Trump’s election changed that calculus. With the appointment of Justices Neil Gorsuch and Brett Kavanaugh, the Supreme Court gained a conservative majority for the first time since 1969, and state legislatures began lining up to pass laws restrictive enough to trigger a challenge to Roe. Damon Thayer, the Kentucky State Senate majority leader, told reporters earlier this year that provoking the overturn of Roe v. Wade would be “absolutely the pinnacle of my career in the Legislature.”
With that new goal in mind, the heartbeat bill was revitalized. In Ohio, Senate President Larry Obhof—whom Porter once ran against after he refused to support the heartbeat bill—now says passing it is one of his top priorities. And unlike former Gov. John Kasich, incoming Gov. Mike DeWine says he’s prepared to sign the bill as soon as it gets to his desk. Even Ohio Right to Life, which opposed Porter’s legislation for nearly seven years, has come around.

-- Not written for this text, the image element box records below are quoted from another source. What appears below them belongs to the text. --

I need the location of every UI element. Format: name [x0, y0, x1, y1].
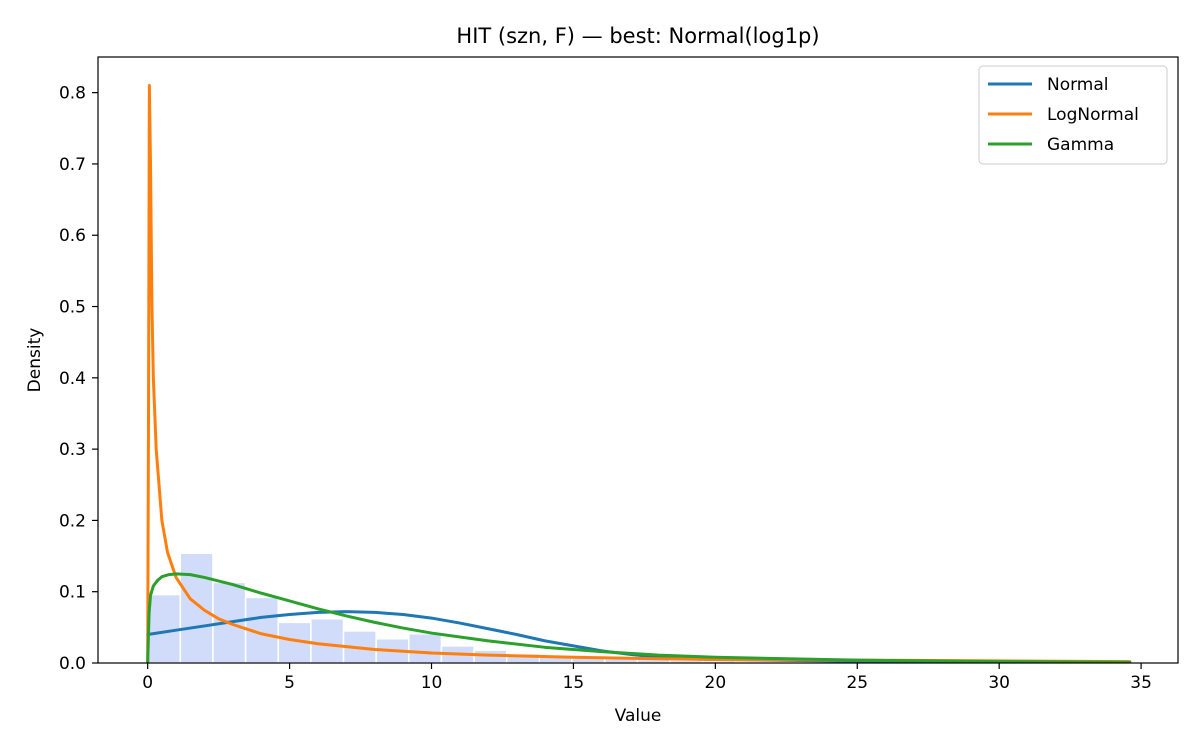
legend: Normal LogNormal Gamma: [978, 65, 1168, 165]
x-tick-label: 15: [563, 673, 585, 693]
histogram: [146, 552, 1128, 663]
y-tick-label: 0.8: [59, 84, 86, 104]
x-axis: 0 5 10 15 20 25 30 35: [142, 663, 1152, 693]
x-axis-title: Value: [615, 706, 662, 726]
y-tick-label: 0.7: [59, 155, 86, 175]
legend-label-normal: Normal: [1047, 75, 1109, 95]
series-lines: [146, 84, 1132, 663]
histogram-bar-1: [179, 552, 214, 663]
y-tick-label: 0.4: [59, 369, 86, 389]
y-tick-label: 0.3: [59, 440, 86, 460]
series-line-lognormal: [146, 84, 1132, 663]
y-axis: 0.0 0.1 0.2 0.3 0.4 0.5 0.6 0.7 0.8: [59, 84, 98, 674]
chart-title: HIT (szn, F) — best: Normal(log1p): [456, 24, 819, 48]
y-tick-label: 0.2: [59, 511, 86, 531]
x-tick-label: 10: [421, 673, 443, 693]
y-tick-label: 0.5: [59, 298, 86, 318]
y-tick-label: 0.1: [59, 583, 86, 603]
y-axis-title: Density: [25, 328, 45, 393]
x-tick-label: 0: [142, 673, 153, 693]
x-tick-label: 5: [284, 673, 295, 693]
histogram-bar-5: [310, 618, 345, 663]
x-tick-label: 20: [705, 673, 727, 693]
y-tick-label: 0.6: [59, 226, 86, 246]
histogram-bar-8: [408, 633, 443, 663]
x-tick-label: 30: [988, 673, 1010, 693]
legend-label-gamma: Gamma: [1047, 135, 1114, 155]
legend-label-lognormal: LogNormal: [1047, 105, 1139, 125]
x-tick-label: 25: [846, 673, 868, 693]
legend-box: [978, 65, 1168, 165]
series-line-gamma: [146, 572, 1132, 663]
y-tick-label: 0.0: [59, 654, 86, 674]
x-tick-label: 35: [1130, 673, 1152, 693]
histogram-bar-0: [146, 593, 182, 663]
plot-frame: [97, 56, 1179, 664]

“At the time [the bill] was introduced it was the right idea at the wrong time,” Ohio Right to Life President Mike Gonidakis told The Daily Beast this week. “Fast forward, President Trump’s elected, he put Gorsuch and Kavanaugh on the court. We don't think it’s a slam-dunk pro-life court, but we think it’s the best court we’ve had in a generation, so now’s the time to try the heartbeat bill.”
And the legislation isn’t stopping there. Nearly a quarter of all U.S. states have passed or taken up heartbeat legislation this year, according to researchers at the Guttmacher Institute—an increase of more than 60 percent over the same time last year. Even more states have pre-filed similar bills. If Georgia’s governor signs the legislation, the number of heartbeat bans enacted in 2019 will be equal to the previous five years combined.
As the heartbeat ban’s star has risen, so has Porter’s. Shortly after Trump’s election, photos surfaced of the activist hobnobbing with Vice President Mike Pence at the White House. Members of Porter’s advocacy group met with nearly 300 U.S. Congress members in 2017 and hosted a Heartbeat Bill Banquet for nearly 50, according to fundraising emails obtained by The Daily Beast. (The emails also claim Trump supports the heartbeat bill.)
Rep. Steve King—the same lawmaker ousted from his committee seats over his comments on white supremacy—introduced a federal version of the legislation in 2017. The bill has been stalled in committee for two years, but has more than 170 co-sponsors. At a subcommittee hearing, King harkened back to Porter’s early tactics, displaying a pre-recorded ultrasound of what he claimed was the “youngest person to testify before Congress.”
In a conference call this week, reproductive rights advocates from Planned Parenthood, the Guttmacher Institute and over groups fretted over what would happen if the heartbeat bills continued to spread. Planned Parenthood litigation president Helene Krasnoff said they were prepared to fight these bills through the courts, but noted that—with Trump’s record number of judicial nominees—the judicial branch was not the backstop it once was. Other experts noted that six states had already passed “trigger bans” that would immediately outlaw abortion if Roe is overturned, leaving an estimated 25 million women in states without abortion access.
“Abortion opponents aren’t about restriction anymore,” Nash said in the call. “It really is about banning abortion at any point during pregnancy and for any reason.”
Back in Ohio, Mann was preparing for a Senate hearing on a bill that would require aborted fetal tissue to be buried or cremated. Ohio lawmakers had already passed a version of the heartbeat bill without exceptions for rape or incest earlier that month. The advocate said he was simply flabbergasted by what his state had set in motion.
“It is really disgusting that this thing that at one time in Ohio was just kid of a crazy circus that not even the establishment took seriously now has spread like a cancer to other states,” he said. “That really grosses us out here.”